Abstract

Foliar contributions to diurnal light/dark changes in total shoot weight were assessed, with the aid of non-destructive beta-ray gauging (see Part I, De Stigter 1982), in two cultivars of intact or cut roses, the cut ones in water or in glucose + Al(3+). Once the flower buds of the intact, single-stem plants had fully opened, weight changes in both cultivars were mainly due to the gradually senescing blooms, with a minor contribution of the foliage. In the cut roses cultivar differences were distinct in overall performance resulting from water or glucose treatment, and in relative resistance or sensitivity of the foliage to water stress.

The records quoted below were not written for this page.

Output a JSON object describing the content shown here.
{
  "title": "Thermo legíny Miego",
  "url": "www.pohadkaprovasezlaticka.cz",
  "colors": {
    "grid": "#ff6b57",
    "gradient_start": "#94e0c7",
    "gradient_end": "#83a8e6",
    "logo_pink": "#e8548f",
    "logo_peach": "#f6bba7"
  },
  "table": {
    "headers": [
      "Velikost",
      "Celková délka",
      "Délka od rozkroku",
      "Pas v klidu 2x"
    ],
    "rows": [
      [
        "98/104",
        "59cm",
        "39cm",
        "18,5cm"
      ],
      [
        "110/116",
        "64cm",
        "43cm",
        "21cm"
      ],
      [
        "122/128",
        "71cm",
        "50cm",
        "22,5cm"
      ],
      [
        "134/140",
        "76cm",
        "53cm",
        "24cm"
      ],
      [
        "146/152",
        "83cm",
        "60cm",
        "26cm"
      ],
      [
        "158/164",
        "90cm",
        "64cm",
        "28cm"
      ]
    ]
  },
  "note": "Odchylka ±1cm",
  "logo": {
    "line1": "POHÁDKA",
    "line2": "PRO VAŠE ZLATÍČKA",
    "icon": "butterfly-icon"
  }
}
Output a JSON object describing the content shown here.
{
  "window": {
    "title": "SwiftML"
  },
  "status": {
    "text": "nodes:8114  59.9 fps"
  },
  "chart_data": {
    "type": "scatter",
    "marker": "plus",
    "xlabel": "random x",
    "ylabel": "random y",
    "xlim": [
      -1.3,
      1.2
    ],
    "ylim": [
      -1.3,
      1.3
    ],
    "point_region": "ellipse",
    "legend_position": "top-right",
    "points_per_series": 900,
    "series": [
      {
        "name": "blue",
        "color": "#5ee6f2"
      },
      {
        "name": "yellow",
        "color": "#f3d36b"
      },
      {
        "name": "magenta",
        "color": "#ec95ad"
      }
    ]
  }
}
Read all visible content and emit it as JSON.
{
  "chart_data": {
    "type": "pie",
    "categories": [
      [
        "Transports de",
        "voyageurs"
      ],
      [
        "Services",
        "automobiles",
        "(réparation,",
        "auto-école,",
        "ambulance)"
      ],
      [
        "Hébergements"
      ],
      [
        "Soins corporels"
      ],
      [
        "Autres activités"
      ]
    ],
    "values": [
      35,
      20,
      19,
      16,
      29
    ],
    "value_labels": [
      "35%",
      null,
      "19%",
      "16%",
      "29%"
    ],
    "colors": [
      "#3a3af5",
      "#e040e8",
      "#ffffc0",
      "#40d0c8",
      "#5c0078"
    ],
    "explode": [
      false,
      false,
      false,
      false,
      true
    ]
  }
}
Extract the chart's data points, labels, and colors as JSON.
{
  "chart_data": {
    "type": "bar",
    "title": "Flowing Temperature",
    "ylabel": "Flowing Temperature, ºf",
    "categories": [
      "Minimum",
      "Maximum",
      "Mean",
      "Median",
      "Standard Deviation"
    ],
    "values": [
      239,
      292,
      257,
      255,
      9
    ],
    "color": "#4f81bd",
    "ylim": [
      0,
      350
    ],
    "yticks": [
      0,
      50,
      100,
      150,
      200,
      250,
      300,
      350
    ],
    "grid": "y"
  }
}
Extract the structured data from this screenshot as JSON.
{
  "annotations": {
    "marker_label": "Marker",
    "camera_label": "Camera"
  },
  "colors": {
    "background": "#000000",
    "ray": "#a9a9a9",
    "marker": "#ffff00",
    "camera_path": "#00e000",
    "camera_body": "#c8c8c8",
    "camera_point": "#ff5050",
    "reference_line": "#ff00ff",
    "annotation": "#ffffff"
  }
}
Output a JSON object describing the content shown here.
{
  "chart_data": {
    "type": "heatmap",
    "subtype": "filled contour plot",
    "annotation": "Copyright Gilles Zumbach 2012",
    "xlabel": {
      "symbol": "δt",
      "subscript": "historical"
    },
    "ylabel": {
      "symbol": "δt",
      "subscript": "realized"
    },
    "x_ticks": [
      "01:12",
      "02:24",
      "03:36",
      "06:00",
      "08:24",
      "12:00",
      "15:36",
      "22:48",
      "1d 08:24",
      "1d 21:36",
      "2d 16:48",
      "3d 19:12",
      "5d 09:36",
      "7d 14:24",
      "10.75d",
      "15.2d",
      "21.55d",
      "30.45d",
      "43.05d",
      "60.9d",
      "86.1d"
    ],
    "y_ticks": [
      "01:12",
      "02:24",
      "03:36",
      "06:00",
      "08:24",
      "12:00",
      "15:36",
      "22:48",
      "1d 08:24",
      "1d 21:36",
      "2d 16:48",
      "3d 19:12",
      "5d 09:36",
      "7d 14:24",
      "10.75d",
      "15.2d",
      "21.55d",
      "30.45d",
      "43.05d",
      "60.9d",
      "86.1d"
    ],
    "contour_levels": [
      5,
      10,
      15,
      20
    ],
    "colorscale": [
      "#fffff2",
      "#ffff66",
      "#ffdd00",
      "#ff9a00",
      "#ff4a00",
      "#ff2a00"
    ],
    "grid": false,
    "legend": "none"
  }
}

Flower and foliage were found to differ in their kinetics of weight loss in the light and of recovery in the dark. These results and cultivar differences are interpreted in terms of varying inter-organ competition for water between flower and foliage. In most cases the overall fresh-weight evolution of the foliage was remarkably linear and consisted of diurnal light/dark fluctuations of rather constant amplitude. It is concluded that, apart from beta-gauging as presented here, the early course of foliar fresh weight may also be estimated by backward extrapolation of the pattern found in the leafy shoot after petal shedding. In very poorly performing cut roses this procedure is permissible only with reservations, because too many factors are changing simultaneously: the general trends in both total-shoot and foliar weight, as well as their respective diurnal amplitudes. On balance, the respective floral and foliar contributions to weight pattern in the cut rose shoots did not show a fixed proportionality, but a continuous shift toward a decreasing floral, and an increasing foliar share, the actual levels depending on cultivar and organ sensitivity to water stress.